Fix: wrap in transaction.atomic() + select_for_update(), or replace the entire get/mutate/save block with Asset.objects.update_or_create(mac_address=..., defaults={...}).


M2 (Medium) — bulk_update() silently swallows concurrent deletes

File: blueflow/views/asset.py:873-910

Phase 1 reads all the assets outside any atomic block. Phase 2 writes them inside transaction.atomic(). Between the two, a concurrent transaction can DELETE one of the assets; the corresponding serializer.save() issues an UPDATE that affects 0 rows (Postgres returns success on UPDATE-of-deleted-row). The endpoint responds 200 with phase-1 data, claiming success. The asset is gone.

Fix: move the phase-1 reads inside the existing atomic block and use select_for_update() so locks are held until phase 2 commits.


M3 (Medium) — upsert() open-ports merge uses stale read

File: blueflow/views/asset.py:957-960

if new_ports:
    merged = sorted(set(asset.open_ports_tcp) | set(new_ports))
    ...

The asset.open_ports_tcp snapshot is from the M1 read above. A concurrent transaction adding a port observation between the read and the eventual save() is silently overwritten by the merge.

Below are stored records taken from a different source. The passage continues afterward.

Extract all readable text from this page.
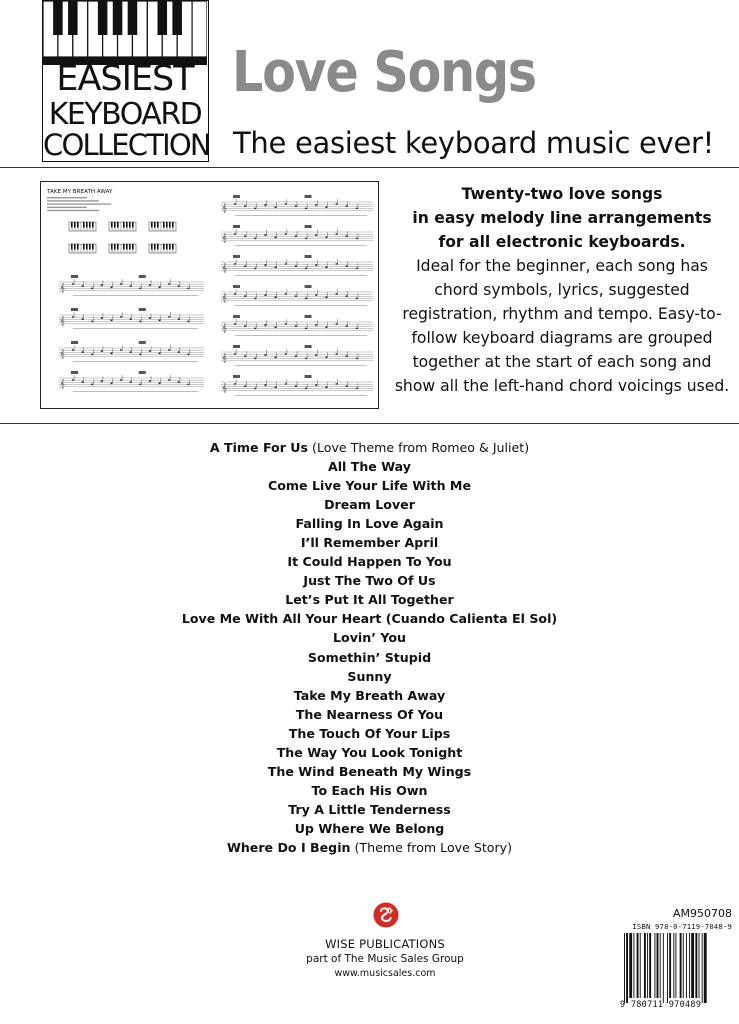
EASIEST
KEYBOARD
COLLECTION
Love Songs
The easiest keyboard music ever!
TAKE MY BREATH AWAY
𝄞
𝄞
𝄞
𝄞
𝄞
𝄞
𝄞
𝄞
𝄞
𝄞
𝄞
Twenty-two love songs
in easy melody line arrangements
for all electronic keyboards.
Ideal for the beginner, each song has
chord symbols, lyrics, suggested
registration, rhythm and tempo. Easy-to-
follow keyboard diagrams are grouped
together at the start of each song and
show all the left-hand chord voicings used.
A Time For Us (Love Theme from Romeo & Juliet)
All The Way
Come Live Your Life With Me
Dream Lover
Falling In Love Again
I’ll Remember April
It Could Happen To You
Just The Two Of Us
Let’s Put It All Together
Love Me With All Your Heart (Cuando Calienta El Sol)
Lovin’ You
Somethin’ Stupid
Sunny
Take My Breath Away
The Nearness Of You
The Touch Of Your Lips
The Way You Look Tonight
The Wind Beneath My Wings
To Each His Own
Try A Little Tenderness
Up Where We Belong
Where Do I Begin (Theme from Love Story)
WISE PUBLICATIONS
part of The Music Sales Group
www.musicsales.com
AM950708
ISBN 978-0-7119-7048-9
9 780711 970489
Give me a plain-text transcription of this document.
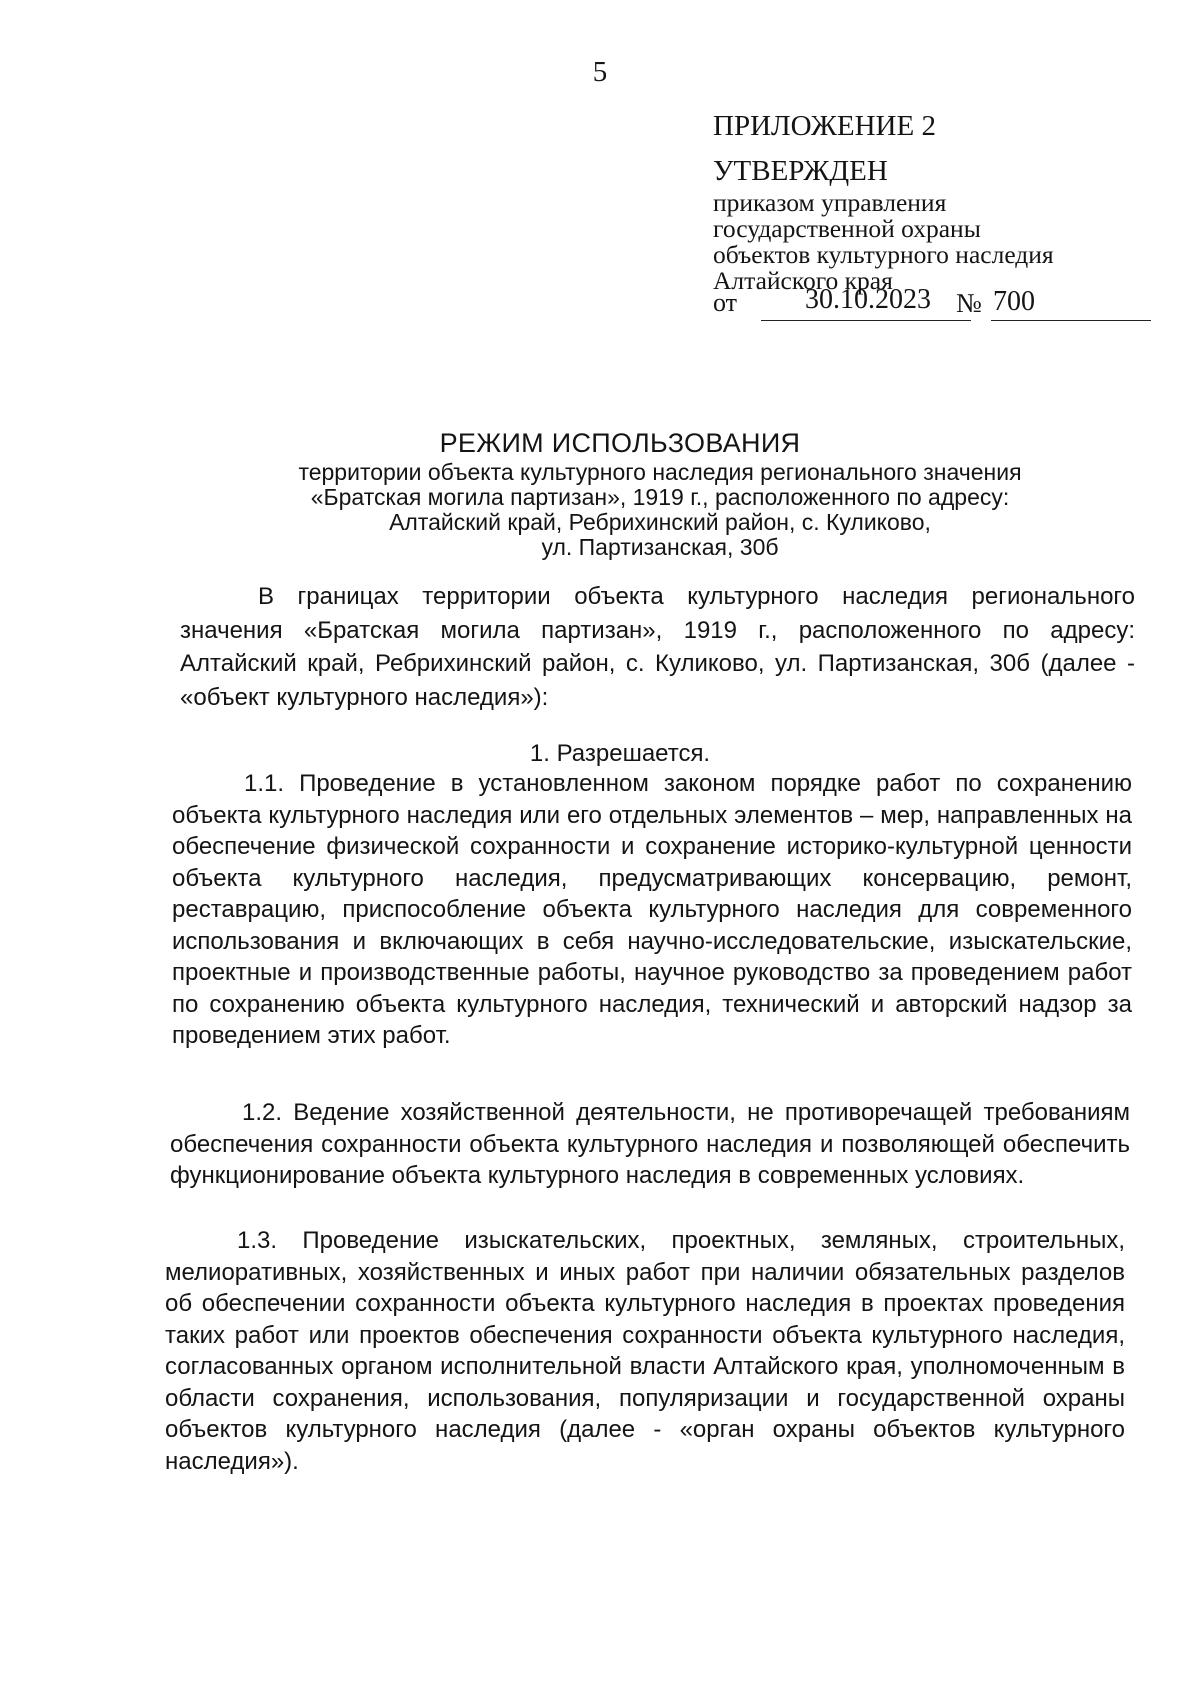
5
ПРИЛОЖЕНИЕ 2
УТВЕРЖДЕН
приказом управления
государственной охраны
объектов культурного наследия
Алтайского края
от	30.10.2023 № 700
РЕЖИМ ИСПОЛЬЗОВАНИЯ
территории объекта культурного наследия регионального значения
«Братская могила партизан», 1919 г., расположенного по адресу:
Алтайский край, Ребрихинский район, с. Куликово,
ул. Партизанская, 30б
В границах территории объекта культурного наследия регионального значения «Братская могила партизан», 1919 г., расположенного по адресу: Алтайский край, Ребрихинский район, с. Куликово, ул. Партизанская, 30б (далее - «объект культурного наследия»):
1. Разрешается.
1.1. Проведение в установленном законом порядке работ по сохранению объекта культурного наследия или его отдельных элементов – мер, направленных на обеспечение физической сохранности и сохранение историко-культурной ценности объекта культурного наследия, предусматривающих консервацию, ремонт, реставрацию, приспособление объекта культурного наследия для современного использования и включающих в себя научно-исследовательские, изыскательские, проектные и производственные работы, научное руководство за проведением работ по сохранению объекта культурного наследия, технический и авторский надзор за проведением этих работ.
1.2. Ведение хозяйственной деятельности, не противоречащей требованиям обеспечения сохранности объекта культурного наследия и позволяющей обеспечить функционирование объекта культурного наследия в современных условиях.
1.3. Проведение изыскательских, проектных, земляных, строительных, мелиоративных, хозяйственных и иных работ при наличии обязательных разделов об обеспечении сохранности объекта культурного наследия в проектах проведения таких работ или проектов обеспечения сохранности объекта культурного наследия, согласованных органом исполнительной власти Алтайского края, уполномоченным в области сохранения, использования, популяризации и государственной охраны объектов культурного наследия (далее - «орган охраны объектов культурного наследия»).
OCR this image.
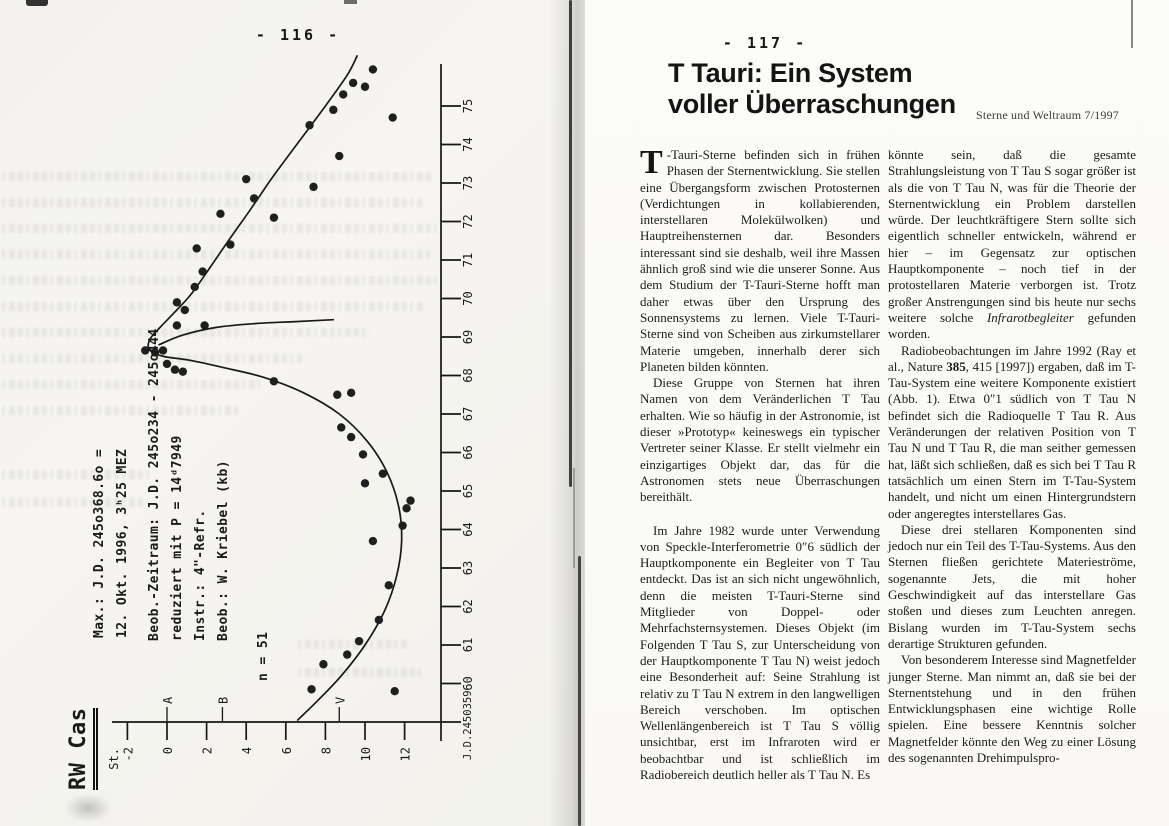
- 116 -
60
61
62
63
64
65
66
67
68
69
70
71
72
73
74
75
J.D.2450359
-2 0 2 4 6 8 10 12
St.
A	B	V
Max.: J.D. 245o368.6o = 12. Okt. 1996, 3ʰ25 MEZ Beob.-Zeitraum: J.D. 245o234 - 245o444 reduziert mit P = 14ᵈ7949 Instr.: 4"-Refr. Beob.: W. Kriebel (kb)
n = 51
RW Cas
- 117 -
T Tauri: Ein System
voller Überraschungen Sterne und Weltraum 7/1997

T -Tauri-Sterne befinden sich in frühen Phasen der Sternentwicklung. Sie stellen eine Übergangsform zwischen Protosternen (Verdichtungen in kollabierenden, interstellaren Molekülwolken) und Hauptreihensternen dar. Besonders interessant sind sie deshalb, weil ihre Massen ähnlich groß sind wie die unserer Sonne. Aus dem Studium der T-Tauri-Sterne hofft man daher etwas über den Ursprung des Sonnensystems zu lernen. Viele T-Tauri-Sterne sind von Scheiben aus zirkumstellarer Materie umgeben, innerhalb derer sich Planeten bilden könnten.

Diese Gruppe von Sternen hat ihren Namen von dem Veränderlichen T Tau erhalten. Wie so häufig in der Astronomie, ist dieser »Prototyp« keineswegs ein typischer Vertreter seiner Klasse. Er stellt vielmehr ein einzigartiges Objekt dar, das für die Astronomen stets neue Überraschungen bereithält.

Im Jahre 1982 wurde unter Verwendung von Speckle-Interferometrie 0″6 südlich der Hauptkomponente ein Begleiter von T Tau entdeckt. Das ist an sich nicht ungewöhnlich, denn die meisten T-Tauri-Sterne sind Mitglieder von Doppel- oder Mehrfachsternsystemen. Dieses Objekt (im Folgenden T Tau S, zur Unterscheidung von der Hauptkomponente T Tau N) weist jedoch eine Besonderheit auf: Seine Strahlung ist relativ zu T Tau N extrem in den langwelligen Bereich verschoben. Im optischen Wellenlängenbereich ist T Tau S völlig unsichtbar, erst im Infraroten wird er beobachtbar und ist schließlich im Radiobereich deutlich heller als T Tau N. Es

könnte sein, daß die gesamte Strahlungsleistung von T Tau S sogar größer ist als die von T Tau N, was für die Theorie der Sternentwicklung ein Problem darstellen würde. Der leuchtkräftigere Stern sollte sich eigentlich schneller entwickeln, während er hier – im Gegensatz zur optischen Hauptkomponente – noch tief in der protostellaren Materie verborgen ist. Trotz großer Anstrengungen sind bis heute nur sechs weitere solche Infrarotbegleiter gefunden worden.

Radiobeobachtungen im Jahre 1992 (Ray et al., Nature 385, 415 [1997]) ergaben, daß im T-Tau-System eine weitere Komponente existiert (Abb. 1). Etwa 0″1 südlich von T Tau N befindet sich die Radioquelle T Tau R. Aus Veränderungen der relativen Position von T Tau N und T Tau R, die man seither gemessen hat, läßt sich schließen, daß es sich bei T Tau R tatsächlich um einen Stern im T-Tau-System handelt, und nicht um einen Hintergrundstern oder angeregtes interstellares Gas.

Diese drei stellaren Komponenten sind jedoch nur ein Teil des T-Tau-Systems. Aus den Sternen fließen gerichtete Materieströme, sogenannte Jets, die mit hoher Geschwindigkeit auf das interstellare Gas stoßen und dieses zum Leuchten anregen. Bislang wurden im T-Tau-System sechs derartige Strukturen gefunden.

Von besonderem Interesse sind Magnetfelder junger Sterne. Man nimmt an, daß sie bei der Sternentstehung und in den frühen Entwicklungsphasen eine wichtige Rolle spielen. Eine bessere Kenntnis solcher Magnetfelder könnte den Weg zu einer Lösung des sogenannten Drehimpulspro-
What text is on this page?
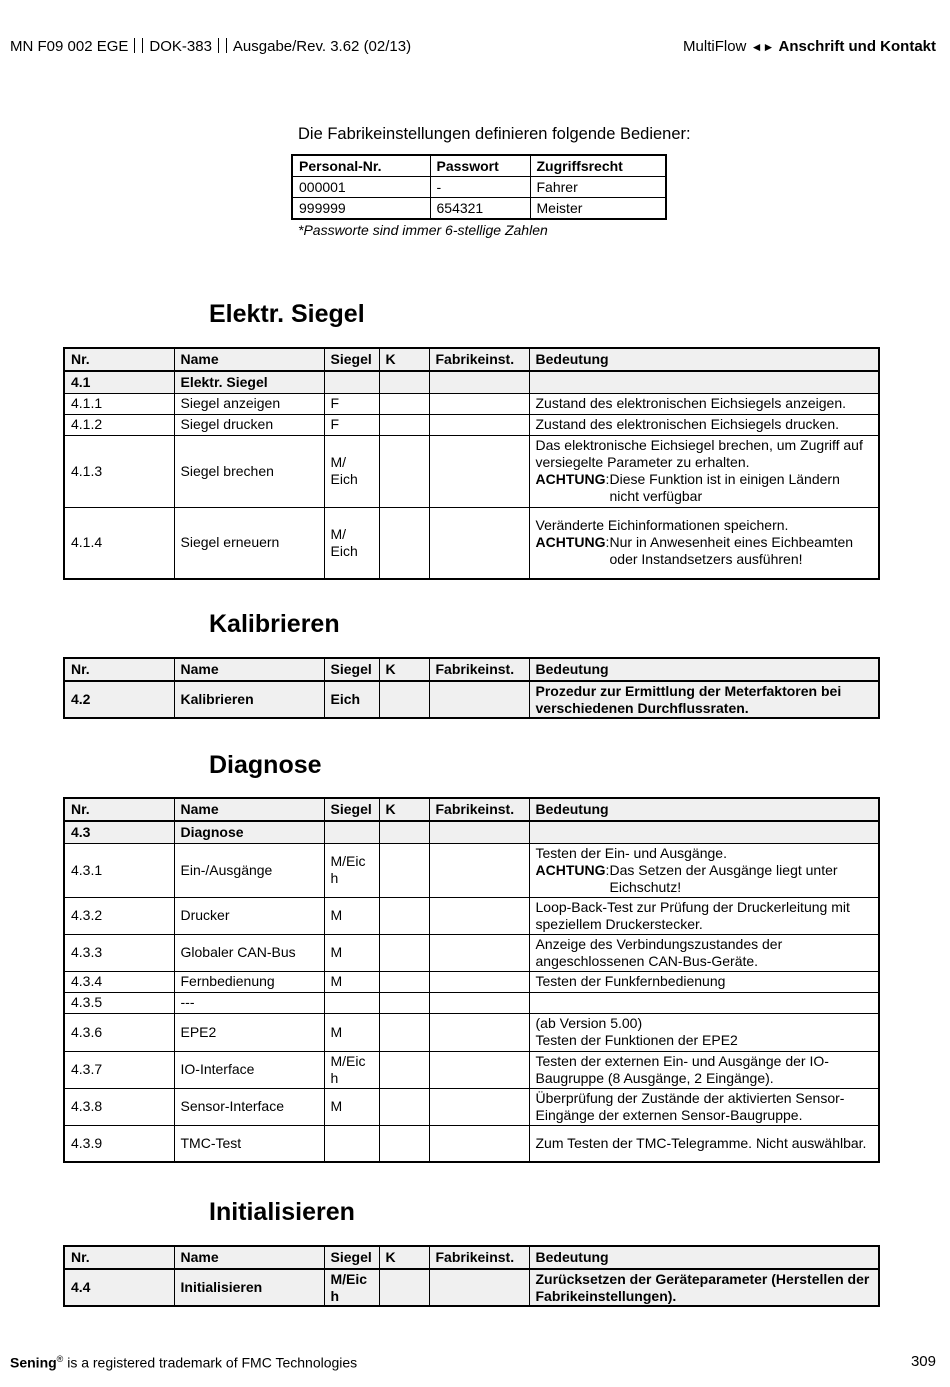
MN F09 002 EGE DOK-383 Ausgabe/Rev. 3.62 (02/13)	MultiFlow ◄► Anschrift und Kontakt
Die Fabrikeinstellungen definieren folgende Bediener:
Personal-Nr.	Passwort	Zugriffsrecht
000001	-	Fahrer
999999	654321	Meister
*Passworte sind immer 6-stellige Zahlen
Elektr. Siegel
Nr.	Name	Siegel	K	Fabrikeinst.	Bedeutung
4.1	Elektr. Siegel				
4.1.1	Siegel anzeigen	F			Zustand des elektronischen Eichsiegels anzeigen.
4.1.2	Siegel drucken	F			Zustand des elektronischen Eichsiegels drucken.
4.1.3	Siegel brechen	M/ Eich			Das elektronische Eichsiegel brechen, um Zugriff auf versiegelte Parameter zu erhalten.
ACHTUNG: Diese Funktion ist in einigen Ländern nicht verfügbar

4.1.4	Siegel erneuern	M/ Eich			Veränderte Eichinformationen speichern.
ACHTUNG: Nur in Anwesenheit eines Eichbeamten oder Instandsetzers ausführen!
Kalibrieren
Nr.	Name	Siegel	K	Fabrikeinst.	Bedeutung
4.2	Kalibrieren	Eich			Prozedur zur Ermittlung der Meterfaktoren bei verschiedenen Durchflussraten.
Diagnose
Nr.	Name	Siegel	K	Fabrikeinst.	Bedeutung
4.3	Diagnose				
4.3.1	Ein-/Ausgänge	M/Eic h			Testen der Ein- und Ausgänge.
ACHTUNG: Das Setzen der Ausgänge liegt unter Eichschutz!

4.3.2	Drucker	M			Loop-Back-Test zur Prüfung der Druckerleitung mit speziellem Druckerstecker.
4.3.3	Globaler CAN-Bus	M			Anzeige des Verbindungszustandes der angeschlossenen CAN-Bus-Geräte.
4.3.4	Fernbedienung	M			Testen der Funkfernbedienung
4.3.5	---				
4.3.6	EPE2	M			(ab Version 5.00)
Testen der Funktionen der EPE2

4.3.7	IO-Interface	M/Eic h			Testen der externen Ein- und Ausgänge der IO-Baugruppe (8 Ausgänge, 2 Eingänge).
4.3.8	Sensor-Interface	M			Überprüfung der Zustände der aktivierten Sensor-Eingänge der externen Sensor-Baugruppe.
4.3.9	TMC-Test				Zum Testen der TMC-Telegramme. Nicht auswählbar.
Initialisieren
Nr.	Name	Siegel	K	Fabrikeinst.	Bedeutung
4.4	Initialisieren	M/Eic h			Zurücksetzen der Geräteparameter (Herstellen der Fabrikeinstellungen).
Sening® is a registered trademark of FMC Technologies	309
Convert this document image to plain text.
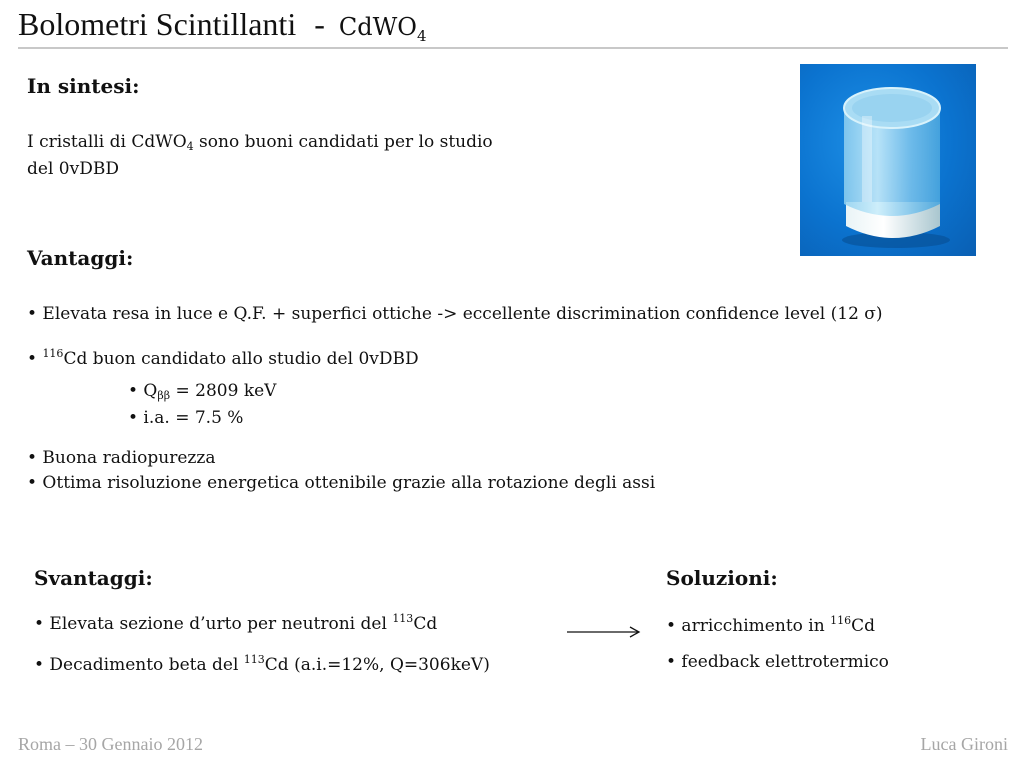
Bolometri Scintillanti - CdWO$_4$
In sintesi:
I cristalli di CdWO$_4$ sono buoni candidati per lo studio
del 0vDBD
Vantaggi:
• Elevata resa in luce e Q.F. + superfici ottiche -> eccellente discrimination confidence level (12 σ)
• $^{116}$Cd buon candidato allo studio del 0vDBD
• $Q_{\beta\beta} = 2809$ keV
• i.a. = 7.5 %
• Buona radiopurezza
• Ottima risoluzione energetica ottenibile grazie alla rotazione degli assi
Svantaggi:
• Elevata sezione d’urto per neutroni del $^{113}$Cd
• Decadimento beta del $^{113}$Cd (a.i.=12%, Q=306keV)
Soluzioni:
• arricchimento in $^{116}$Cd
• feedback elettrotermico
Roma – 30 Gennaio 2012	Luca Gironi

Port discovery is exactly the kind of incremental, multi-source data this endpoint exists to collect. Two scanners observing different open ports on the same device should both contribute; this race drops one.

Fix: same shape as M1 (atomic + lock), OR replace with a single SQL update that uses Postgres array union semantics directly, eliminating the read entirely.


L1 (Low) — Hostname conflict check leaks IntegrityError as 500

File: blueflow/views/asset.py:935-970 (introduced by PR #144)

The application-level conflict check at line 936-940 can return "no conflict" while a third transaction inserts a colliding hostname before line 966 runs Asset.objects.create(...). The create raises IntegrityError, which propagates as 500.

Severity rationale: Data integrity preserved (the DB unique index catches it — this is by design, see PR #144 commentary). Only the response shape is wrong: race winner sees 400 from the application check; race loser sees 500 instead of 400.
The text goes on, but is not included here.